Ørsted-Aktie fällt auf Sechs-Jahres-Tief
Ørsted geht davon aus, dass man den Markt spätestens bei der Bekanntgabe der Ergebnisse für das vierte Quartal 2023 auf den neuesten Stand bringen werden, einschließlich (falls relevant) möglicher Auswirkungen auf unsere langfristigen strategischen Ambitionen und finanziellen Ziele. Trotz der Schwierigkeiten in der Branche behält das Unternehmen seine Prognose für das Gesamtjahr unverändert bei.
Die Orsted-Aktie stürzt am Mittwoch-Vormittag im deutschen Xetra-Handel zeitweilig um rund 20 Prozent ab auf 36,32 Euro (siehe Chart). In Kopenhagen fällt die Aktie vom Dienstag-Schlussstand bei 339,80 DKK auf unter 270 DKK. So tief notierte die Aktie dort zuletzt im Jahr 2017.
Das Analysehaus Jefferies hat die Einstufung für Orsted nach den Zahlen zum dritten Quartal weiterhin auf "Buy" mit einem Kursziel von 500 dänischen Kronen belassen. Die von Lieferschwierigkeiten ausgelösten Wertberichtigungen lägen deutlich über den Erwartungen, schrieb Analyst Ahmed Farman in einer aktuellen Studie. Auch die Zinsen hätten stärker belastet als vom Hersteller von Windkraftanlagen ursprünglich angenommen.
Das Ørsted-Debakel belastet am Mittwoch auch andere Windkraftanlagen-Anbieter. Im MDAX rutscht Nordex zeitweilig um über vier Prozent auf 9,45 Euro ab, kann sich im Tagesverlauf aber berappeln. Vestas-Papiere geben zeitweilig um über drei Prozent nach und rutschen unter die 20-Euro-Marke.
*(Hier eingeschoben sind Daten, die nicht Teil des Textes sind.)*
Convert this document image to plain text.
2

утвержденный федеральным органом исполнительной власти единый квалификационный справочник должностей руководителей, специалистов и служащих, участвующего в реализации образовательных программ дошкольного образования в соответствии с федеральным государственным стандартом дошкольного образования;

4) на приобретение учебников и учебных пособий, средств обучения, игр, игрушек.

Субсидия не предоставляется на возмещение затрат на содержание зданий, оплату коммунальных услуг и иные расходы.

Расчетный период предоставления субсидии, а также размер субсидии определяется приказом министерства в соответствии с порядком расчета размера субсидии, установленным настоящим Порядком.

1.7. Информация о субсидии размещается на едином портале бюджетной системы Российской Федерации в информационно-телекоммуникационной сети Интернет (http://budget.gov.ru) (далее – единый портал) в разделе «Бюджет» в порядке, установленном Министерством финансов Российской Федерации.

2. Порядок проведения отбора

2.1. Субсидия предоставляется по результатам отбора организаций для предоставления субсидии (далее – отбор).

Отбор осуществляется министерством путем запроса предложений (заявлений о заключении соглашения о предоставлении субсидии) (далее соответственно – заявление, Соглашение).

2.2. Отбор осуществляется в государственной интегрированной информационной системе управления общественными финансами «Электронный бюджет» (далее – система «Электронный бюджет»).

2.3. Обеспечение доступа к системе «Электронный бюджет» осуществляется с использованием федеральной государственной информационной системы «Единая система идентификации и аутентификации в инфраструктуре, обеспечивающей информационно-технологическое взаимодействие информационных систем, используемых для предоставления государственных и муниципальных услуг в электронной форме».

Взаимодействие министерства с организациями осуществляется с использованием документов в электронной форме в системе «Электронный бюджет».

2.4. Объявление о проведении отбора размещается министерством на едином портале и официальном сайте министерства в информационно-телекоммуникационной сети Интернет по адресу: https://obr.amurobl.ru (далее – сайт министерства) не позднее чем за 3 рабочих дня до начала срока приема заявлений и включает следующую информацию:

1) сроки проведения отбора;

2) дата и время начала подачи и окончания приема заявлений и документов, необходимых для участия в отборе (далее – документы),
Die Stimmung für Offshore-Wind-Papiere im allgemeinen und für Ørsted im speziellen ist an der Börse auf einen neuen Tiefpunkt gefallen. Bis eine Besserung eintritt und insbesondere Ørsted-Aktien einen Boden finden, sollten Anleger weiterhin an der Seitenlinie verharren.